Why Do I Need Special Coverage in Mexico?
Mexican laws require U.S. drivers to have insurance from carriers who are licensed to provide coverage in Mexico. That means your U.S. auto insurance is not valid south of the border. Going without coverage is not an option, either – even if you only plan to be there for a day. If you cause an accident that results in an injury or damage to another person’s property, you might be forced to pay out of pocket or otherwise face time in a Mexican jail. In addition, there are some areas of Mexico that do not require drivers to be insured. If your vehicle is hit by an uninsured driver, you would need to rely on your own policy to cover the damages.
It is also important to consider the higher risks that come with driving in Mexico. Unlike the U.S., there are fewer road signs and a higher number of poorly maintained roads. Unmarked speed bumps, large potholes, unmarked intersections, and a lack of construction area signs are just a few of the hazards you might encounter. You might also notice vehicles that do not have headlights or brake lights, as well as herds of livestock that congregate in the road. Use extra caution when traveling, and when possible, avoid driving after dark.
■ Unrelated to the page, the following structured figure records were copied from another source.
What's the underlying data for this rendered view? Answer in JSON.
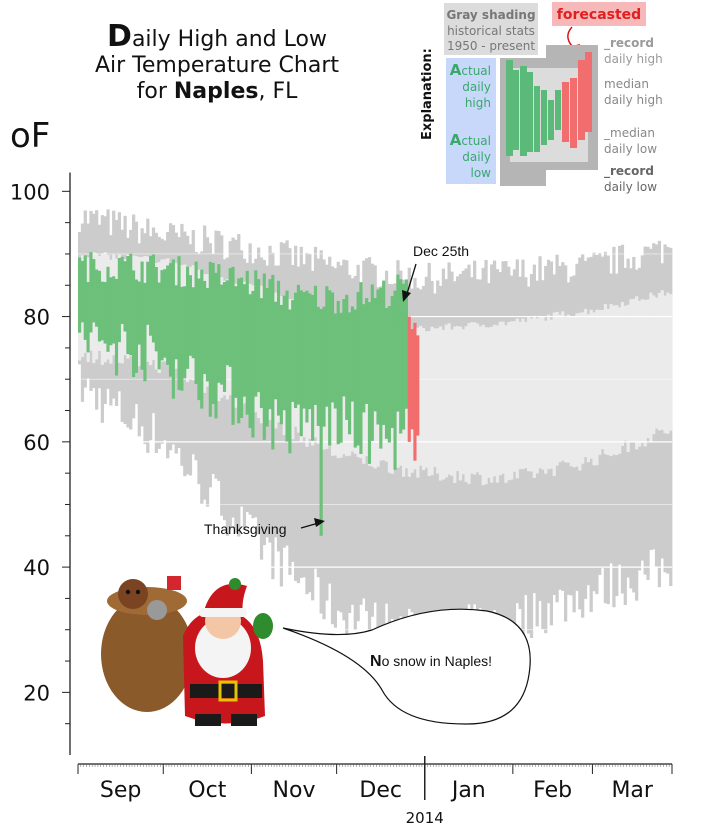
{
  "title": {
    "first_letter": "D",
    "line1_rest": "aily High and Low",
    "line2": "Air Temperature Chart",
    "line3_prefix": "for ",
    "city": "Naples",
    "line3_suffix": ", FL"
  },
  "unit_label": "oF",
  "explanation": {
    "heading": "Explanation:",
    "gray_title": "Gray shading",
    "gray_sub1": "historical stats",
    "gray_sub2": "1950 - present",
    "forecasted": "forecasted",
    "actual_high_A": "A",
    "actual_high_rest": "ctual",
    "actual_high_l2": "daily",
    "actual_high_l3": "high",
    "actual_low_A": "A",
    "actual_low_rest": "ctual",
    "actual_low_l2": "daily",
    "actual_low_l3": "low",
    "record_high_l1": "_record",
    "record_high_l2": "daily high",
    "median_high_l1": "median",
    "median_high_l2": "daily high",
    "median_low_l1": "_median",
    "median_low_l2": "daily low",
    "record_low_l1": "_record",
    "record_low_l2": "daily low"
  },
  "annotations": {
    "dec25": "Dec 25th",
    "thanksgiving": "Thanksgiving",
    "snow_N": "N",
    "snow_rest": "o snow in Naples!"
  },
  "colors": {
    "record_band": "#cccccc",
    "median_band": "#ebebeb",
    "actual": "#6cc07a",
    "forecast": "#f26d6d",
    "grid": "#ffffff"
  },
  "chart_data": {
    "type": "bar",
    "title": "Daily High and Low Air Temperature Chart for Naples, FL",
    "ylabel": "oF",
    "ylim": [
      10,
      105
    ],
    "y_ticks": [
      20,
      40,
      60,
      80,
      100
    ],
    "x_months": [
      "Sep",
      "Oct",
      "Nov",
      "Dec",
      "Jan",
      "Feb",
      "Mar"
    ],
    "year_label": "2014",
    "x_range_days": [
      0,
      208
    ],
    "record_high_keypoints": [
      [
        0,
        96
      ],
      [
        30,
        93
      ],
      [
        60,
        91
      ],
      [
        90,
        88
      ],
      [
        120,
        86
      ],
      [
        150,
        87
      ],
      [
        180,
        88
      ],
      [
        208,
        91
      ]
    ],
    "median_high_keypoints": [
      [
        0,
        90
      ],
      [
        30,
        89
      ],
      [
        60,
        85
      ],
      [
        90,
        80
      ],
      [
        120,
        78
      ],
      [
        150,
        79
      ],
      [
        180,
        81
      ],
      [
        208,
        84
      ]
    ],
    "median_low_keypoints": [
      [
        0,
        74
      ],
      [
        30,
        72
      ],
      [
        60,
        65
      ],
      [
        90,
        58
      ],
      [
        120,
        55
      ],
      [
        150,
        54
      ],
      [
        180,
        57
      ],
      [
        208,
        62
      ]
    ],
    "record_low_keypoints": [
      [
        0,
        69
      ],
      [
        30,
        60
      ],
      [
        60,
        45
      ],
      [
        90,
        33
      ],
      [
        120,
        29
      ],
      [
        150,
        31
      ],
      [
        180,
        36
      ],
      [
        208,
        40
      ]
    ],
    "actual_high_keypoints": [
      [
        0,
        88
      ],
      [
        20,
        88
      ],
      [
        40,
        87
      ],
      [
        55,
        86
      ],
      [
        65,
        85
      ],
      [
        75,
        83
      ],
      [
        85,
        83
      ],
      [
        95,
        83
      ],
      [
        110,
        84
      ],
      [
        115,
        85
      ]
    ],
    "actual_low_keypoints": [
      [
        0,
        76
      ],
      [
        20,
        75
      ],
      [
        40,
        70
      ],
      [
        55,
        67
      ],
      [
        65,
        64
      ],
      [
        75,
        62
      ],
      [
        85,
        64
      ],
      [
        95,
        62
      ],
      [
        110,
        60
      ],
      [
        115,
        62
      ]
    ],
    "actual_last_day": 115,
    "forecast_days": [
      116,
      117,
      118,
      119
    ],
    "forecast_high": [
      80,
      78,
      79,
      77
    ],
    "forecast_low": [
      60,
      62,
      57,
      61
    ],
    "annotations": [
      {
        "text": "Dec 25th",
        "day": 116,
        "value": 83
      },
      {
        "text": "Thanksgiving",
        "day": 85,
        "value": 47
      },
      {
        "text": "No snow in Naples!"
      }
    ]
  }
}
Get an Auto Insurance Quote for Mexico
Before you cross the border, talk to your independent agent about Mexican car insurance. Insurers will need a copy of your current registration, as well as information about the type of vehicle you are driving, your VIN number, your license plate number, and the dates you will be traveling in Mexico. You will also need to provide information about where you will be traveling and staying while you are there.